Andrew Phelps – Not Niigata

Copyright Andrew Phelps, 2009 courtesy Kehrer Verlag Heidelberg

For my liking, Andrew Phelps’s introduction, printed on the inside book cover, places this entire photobook into an insightful context, “ But what does it mean to photograph with the pretense of documentation? I find it is easy to get caught up in chasing an illusion of what I think a place should look like: preconceptions are powerful and the quest to understand a place often leads to a greater misunderstanding. The best I can do is tell the story of my three weeks of traveling and responding visually to a place I don’t necessarily understand. It is the story of not understanding Niigata.”

As I have the opportunity to travel extensively to international locales, this photobook, and Phelps understanding of the limitations of someone who just drops in, resonances with me. Actually, I have similar feelings when I am traveling within Southern California through the Mexican, Vietnamese and other diverse micro cultural neighborhoods that populate our region. Cultural heritage, language and customs become more pronounced when traveling through Europe and for me, even more so to Asia, where I am unable to read their graphic language. I can recall being very disoriented on my first trip into China, where I was truly a stranger in a strange land.

Although the subject of Phelps’s photobook, Not Niigata, is about the Japanese city of Niigata, it is more about Phelps, the stranger who is in a strange land. Phelps is not Japanese, was not raised in Japan (born in the US) and currently resides with his family in Austria. Thus Phelps experiences and views Niigata unlike a person who was raised in Niigata, and who would call this home. The resulting color documentary style photographs are not Japanese in nature or spirit, but about a city seen by someone who is non-Japanese and is reacting to situations that are interesting unique to him.

To see what Phelps has framed and extracted from Niigata is interesting, odd, strange, different, mysterious, and also with familiar nuances. Stay in a similar philosophical introspection suggested by Phelps, mine are also observations by a non-resident of Niigata who is reading this photobook in Southern California. From this body of work, his narrative introduces us to a place that is in proximity to a sea-coast and mountain range, with an urban infrastructure and adjacent rural places.

One Phelps portrait is of a young boy, wearing sneakers, longish blue coat and what appears as a ball cap, holding a blue baseball mitt. A photograph that could be have been made in almost any city within the United States, but the background of buildings and urban setting, places this somewhere in Asia. The portrait has a slight presence of fill-in flash that creates further separation of the boy from the darker and slightly out-of-focus location background. The photograph investigates some unspoken connection and understanding between photographer and subject in a mutual interest of baseball, a popular sport in both Japan and the United States. It also alludes to an attempt at trying to understand Niigata by finding common ground.

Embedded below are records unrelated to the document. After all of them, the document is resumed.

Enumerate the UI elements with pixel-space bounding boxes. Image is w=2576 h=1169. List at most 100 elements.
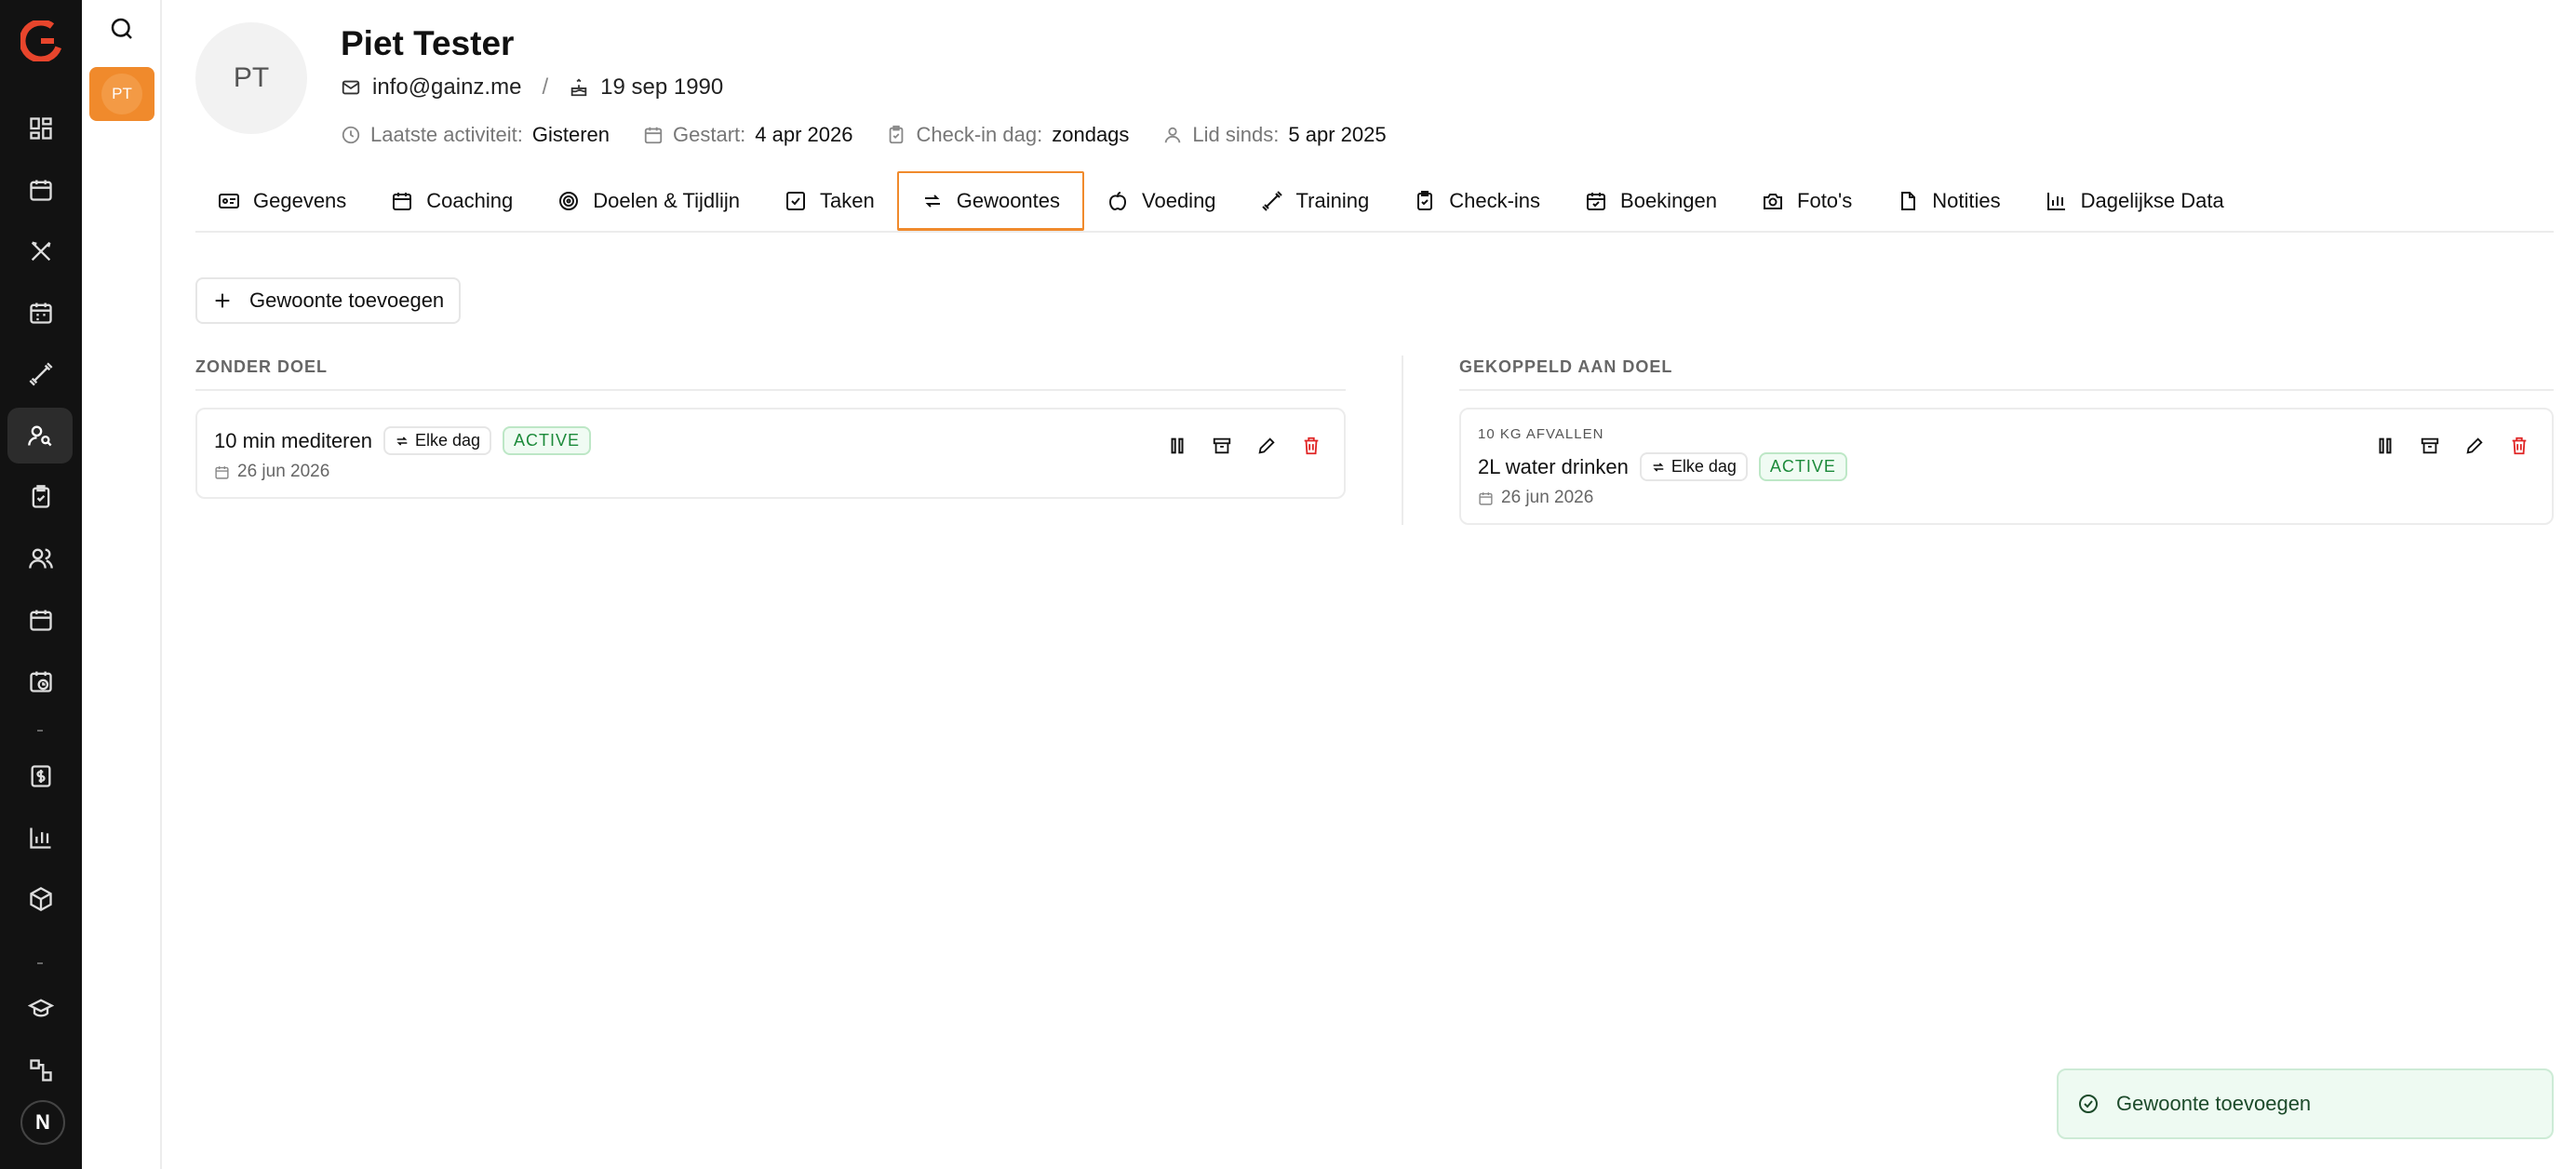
client-email[interactable]: info@gainz.me xyxy=(372,74,521,101)
search-icon[interactable] xyxy=(108,15,136,43)
frequency-badge: Elke dag xyxy=(382,426,492,455)
client-birthday: 19 sep 1990 xyxy=(600,74,724,100)
habit-actions xyxy=(1165,434,1323,458)
tab-check-ins[interactable]: Check-ins xyxy=(1391,171,1563,231)
nav-divider xyxy=(37,962,43,964)
started: Gestart: 4 apr 2026 xyxy=(643,123,852,147)
integrations-icon[interactable] xyxy=(20,1050,61,1091)
tab-notities[interactable]: Notities xyxy=(1874,171,2022,231)
client-search-icon[interactable] xyxy=(7,408,73,464)
tab-label: Doelen & Tijdlijn xyxy=(593,189,740,212)
tab-voeding[interactable]: Voeding xyxy=(1084,171,1239,231)
habit-date: 26 jun 2026 xyxy=(1478,488,1593,508)
calendar-check-icon xyxy=(1585,190,1607,212)
trash-icon[interactable] xyxy=(2507,434,2531,458)
last-activity-label: Laatste activiteit: xyxy=(370,123,523,146)
client-initials: PT xyxy=(101,74,142,114)
calendar-grid-icon[interactable] xyxy=(20,292,61,333)
invoice-icon[interactable] xyxy=(20,756,61,797)
users-icon[interactable] xyxy=(20,538,61,579)
dumbbell-icon[interactable] xyxy=(20,354,61,395)
tab-label: Dagelijkse Data xyxy=(2080,189,2224,212)
habit-name: 2L water drinken xyxy=(1478,454,1629,478)
apple-icon xyxy=(1107,190,1129,212)
calendar-icon xyxy=(643,125,664,145)
client-meta: Laatste activiteit: Gisteren Gestart: 4 … xyxy=(341,123,1411,147)
utensils-icon[interactable] xyxy=(20,231,61,272)
check-circle-icon xyxy=(2077,1093,2100,1115)
schedule-icon[interactable] xyxy=(20,599,61,640)
tab-dagelijkse-data[interactable]: Dagelijkse Data xyxy=(2023,171,2247,231)
habit-title-row: 2L water drinken Elke dag ACTIVE xyxy=(1478,452,1847,481)
tab-label: Gewoontes xyxy=(956,188,1061,212)
client-tabs: Gegevens Coaching Doelen & Tijdlijn Take… xyxy=(195,171,2554,233)
tab-boekingen[interactable]: Boekingen xyxy=(1563,171,1739,231)
tab-taken[interactable]: Taken xyxy=(762,171,897,231)
user-menu-button[interactable]: N xyxy=(20,1100,65,1145)
calendar-icon xyxy=(1478,490,1494,506)
dashboard-icon[interactable] xyxy=(20,108,61,149)
tab-label: Coaching xyxy=(426,189,514,212)
frequency-label: Elke dag xyxy=(414,431,481,450)
edit-icon[interactable] xyxy=(1254,434,1279,458)
habit-goal-label: 10 KG AFVALLEN xyxy=(1478,426,1604,442)
habit-date: 26 jun 2026 xyxy=(214,462,329,482)
status-badge: ACTIVE xyxy=(1758,452,1847,481)
client-avatar-button[interactable]: PT xyxy=(89,67,154,121)
user-icon xyxy=(1162,125,1183,145)
tab-training[interactable]: Training xyxy=(1239,171,1392,231)
graduation-cap-icon[interactable] xyxy=(20,988,61,1029)
add-habit-button[interactable]: Gewoonte toevoegen xyxy=(195,277,462,324)
calendar-clock-icon[interactable] xyxy=(20,661,61,702)
member-since: Lid sinds: 5 apr 2025 xyxy=(1162,123,1387,147)
edit-icon[interactable] xyxy=(2462,434,2487,458)
id-card-icon xyxy=(218,190,240,212)
habit-date-value: 26 jun 2026 xyxy=(237,462,330,481)
tab-label: Check-ins xyxy=(1449,189,1541,212)
pause-icon[interactable] xyxy=(1165,434,1189,458)
plus-icon xyxy=(212,290,233,311)
pause-icon[interactable] xyxy=(2373,434,2397,458)
repeat-icon xyxy=(921,190,944,212)
section-title-without-goal: ZONDER DOEL xyxy=(195,357,329,376)
habit-actions xyxy=(2373,434,2531,458)
calendar-icon[interactable] xyxy=(20,169,61,210)
package-icon[interactable] xyxy=(20,879,61,920)
started-label: Gestart: xyxy=(673,123,746,146)
section-title-with-goal: GEKOPPELD AAN DOEL xyxy=(1459,357,1673,376)
archive-icon[interactable] xyxy=(1210,434,1234,458)
bar-chart-icon[interactable] xyxy=(20,817,61,858)
repeat-icon xyxy=(395,434,409,449)
tab-coaching[interactable]: Coaching xyxy=(369,171,535,231)
toast-notification: Gewoonte toevoegen xyxy=(2057,1068,2554,1139)
tab-gewoontes[interactable]: Gewoontes xyxy=(896,171,1085,231)
add-habit-label: Gewoonte toevoegen xyxy=(249,289,445,312)
calendar-icon xyxy=(391,190,413,212)
tab-label: Boekingen xyxy=(1620,189,1718,212)
page-title: Piet Tester xyxy=(341,24,515,62)
tab-doelen[interactable]: Doelen & Tijdlijn xyxy=(535,171,762,231)
archive-icon[interactable] xyxy=(2418,434,2442,458)
calendar-icon xyxy=(214,464,230,480)
status-badge: ACTIVE xyxy=(503,426,592,455)
frequency-badge: Elke dag xyxy=(1639,452,1748,481)
clipboard-icon xyxy=(1414,190,1436,212)
mail-icon xyxy=(341,77,361,98)
clipboard-icon[interactable] xyxy=(20,477,61,517)
gainz-logo[interactable] xyxy=(20,20,61,61)
member-value: 5 apr 2025 xyxy=(1288,123,1387,146)
trash-icon[interactable] xyxy=(1299,434,1323,458)
dumbbell-icon xyxy=(1261,190,1283,212)
habit-title-row: 10 min mediteren Elke dag ACTIVE xyxy=(214,426,592,455)
checkin-day: Check-in dag: zondags xyxy=(886,123,1129,147)
last-activity-value: Gisteren xyxy=(531,123,610,146)
tab-label: Notities xyxy=(1932,189,2001,212)
tab-gegevens[interactable]: Gegevens xyxy=(195,171,369,231)
bar-chart-icon xyxy=(2046,190,2068,212)
started-value: 4 apr 2026 xyxy=(755,123,853,146)
tab-label: Training xyxy=(1295,189,1370,212)
checkbox-icon xyxy=(785,190,807,212)
target-icon xyxy=(557,190,580,212)
frequency-label: Elke dag xyxy=(1670,457,1737,476)
tab-fotos[interactable]: Foto's xyxy=(1739,171,1874,231)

A group photograph, below, is very mysterious and strange. It begs the questions, who are these three individuals, why are they wearing the masks and these particular colors and what are they doing in this place? It seems apparent that they know that they are being watched and photographed and appear passive about the situation, not threatening or aggressive for being masked persons. The background environmental which frames this group portrait is also mysterious, with the appearance of the sea in the far back, and the group is surrounded with an odd assortment of wires, poles, buildings and small boats.

Phelps portrait of an older man who is sitting in water, appears beautiful and yet familiar with yet a hint of mystery. It immediately brings to mind the portraits of Mona Kuhn; the tonal range of the colors, the mysterious abstract reflective colors and shapes. The foreground and background are soft and out of focus, with a contemplative and passive person sandwiched between. The eyes of the older man are averted and the photograph appears serene and peaceful.

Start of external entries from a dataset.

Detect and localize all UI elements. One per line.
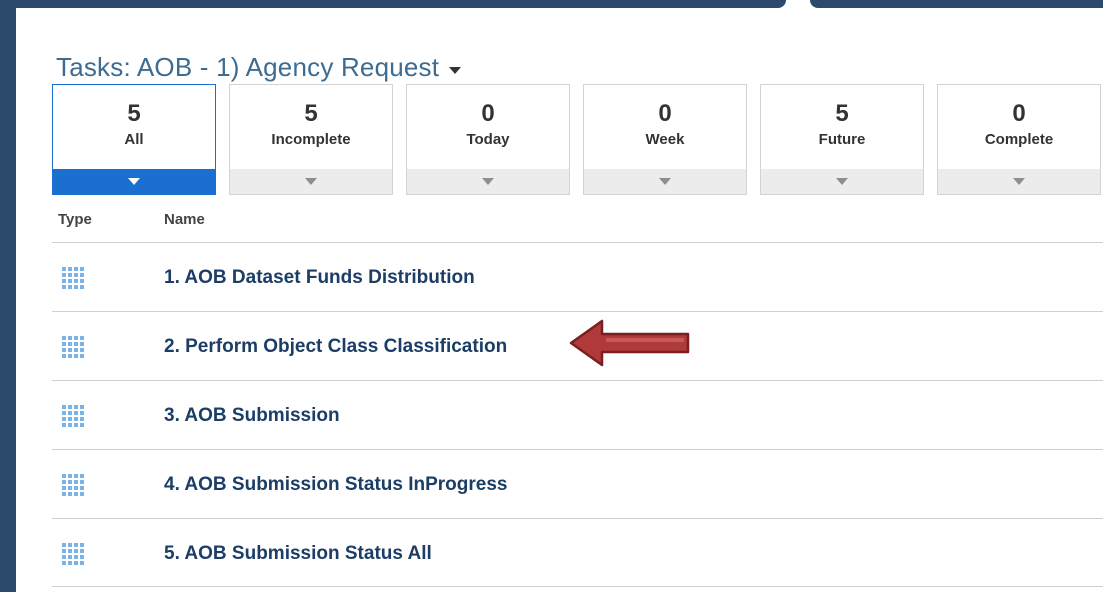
tile-label: Week — [645, 131, 685, 148]
grid-icon — [62, 474, 84, 496]
tile-count: 5 — [127, 100, 141, 127]
task-row[interactable]: 4. AOB Submission Status InProgress — [52, 449, 1103, 518]
tile-expand-bar[interactable] — [761, 169, 923, 194]
task-name-link[interactable]: 2. Perform Object Class Classification — [164, 336, 507, 358]
tile-label: Today — [466, 131, 510, 148]
left-frame-bar — [0, 0, 16, 592]
tile-count: 0 — [658, 100, 672, 127]
triangle-down-icon — [836, 178, 848, 185]
tile-label: Incomplete — [271, 131, 351, 148]
tile-count: 5 — [304, 100, 318, 127]
triangle-down-icon — [659, 178, 671, 185]
caret-down-icon[interactable] — [449, 66, 462, 74]
tile-expand-bar[interactable] — [407, 169, 569, 194]
tile-count: 0 — [1012, 100, 1026, 127]
tile-today[interactable]: 0 Today — [406, 84, 570, 195]
task-name-link[interactable]: 5. AOB Submission Status All — [164, 543, 432, 565]
task-list: 1. AOB Dataset Funds Distribution 2. Per… — [52, 242, 1103, 587]
column-header-type[interactable]: Type — [58, 211, 92, 228]
task-name-link[interactable]: 1. AOB Dataset Funds Distribution — [164, 267, 475, 289]
filter-tiles: 5 All 5 Incomplete 0 Today 0 Week 5 Futu… — [52, 84, 1103, 195]
top-frame-bar-right — [810, 0, 1103, 8]
triangle-down-icon — [482, 178, 494, 185]
left-arrow-icon — [569, 319, 690, 367]
grid-icon — [62, 543, 84, 565]
triangle-down-icon — [128, 178, 140, 185]
top-frame-bar — [16, 0, 786, 8]
grid-icon — [62, 405, 84, 427]
tile-label: Complete — [984, 131, 1054, 148]
tile-label: Future — [818, 131, 866, 148]
triangle-down-icon — [1013, 178, 1025, 185]
task-name-link[interactable]: 3. AOB Submission — [164, 405, 340, 427]
triangle-down-icon — [305, 178, 317, 185]
task-name-link[interactable]: 4. AOB Submission Status InProgress — [164, 474, 507, 496]
tile-label: All — [124, 131, 144, 148]
task-row[interactable]: 5. AOB Submission Status All — [52, 518, 1103, 587]
grid-icon — [62, 267, 84, 289]
tile-complete[interactable]: 0 Complete — [937, 84, 1101, 195]
tile-expand-bar[interactable] — [584, 169, 746, 194]
task-row[interactable]: 1. AOB Dataset Funds Distribution — [52, 242, 1103, 311]
page-title: Tasks: AOB - 1) Agency Request — [56, 51, 440, 82]
tile-week[interactable]: 0 Week — [583, 84, 747, 195]
task-row[interactable]: 3. AOB Submission — [52, 380, 1103, 449]
tile-count: 0 — [481, 100, 495, 127]
tile-all[interactable]: 5 All — [52, 84, 216, 195]
column-header-name[interactable]: Name — [164, 211, 205, 228]
tile-expand-bar[interactable] — [53, 169, 215, 194]
tile-count: 5 — [835, 100, 849, 127]
tile-expand-bar[interactable] — [230, 169, 392, 194]
tile-future[interactable]: 5 Future — [760, 84, 924, 195]
tasks-title-dropdown[interactable]: Tasks: AOB - 1) Agency Request — [56, 50, 462, 84]
grid-icon — [62, 336, 84, 358]
tile-expand-bar[interactable] — [938, 169, 1100, 194]
tile-incomplete[interactable]: 5 Incomplete — [229, 84, 393, 195]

Another aspect of Phelps narrative is the homogenization of global societies. The differences between a city in Austria, US and Japan have become less and less pronounced. The uniqueness of a city like Niigata is dwindling. The clothing and dress of the individuals in Phelps portraits seems familiar. Global brand logos, such as Starbucks, KFC, McDonalds and Burger King, have become ubiquitousness and are found everywhere.

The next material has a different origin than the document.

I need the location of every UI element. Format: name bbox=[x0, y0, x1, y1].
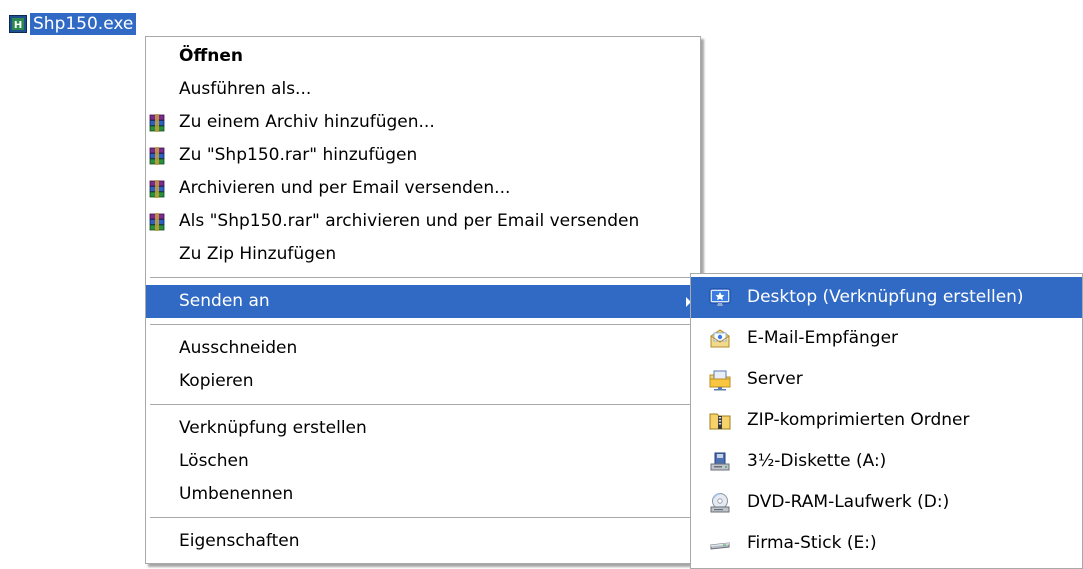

Phelps also indirectly raises a question, which photographs can capture the essence of a place, that can render a social and cultural group on a two-dimensional page? We see the organization infrastructure, interior spaces, the topological constructs of faces, objects that are collected and utilized. Does the photograph explain why, how and for what purpose these objects and places exist and are utilized? The photograph can only testify that for a brief moment in time that these objects were in a place, and then the story is now ours to frame and ponder and if Phelps is correct, still not understand.

The artist statement is in English on the front cover liner, and Japanese on the back cover liner, the color photographs are unvarnished on a nice luster paper.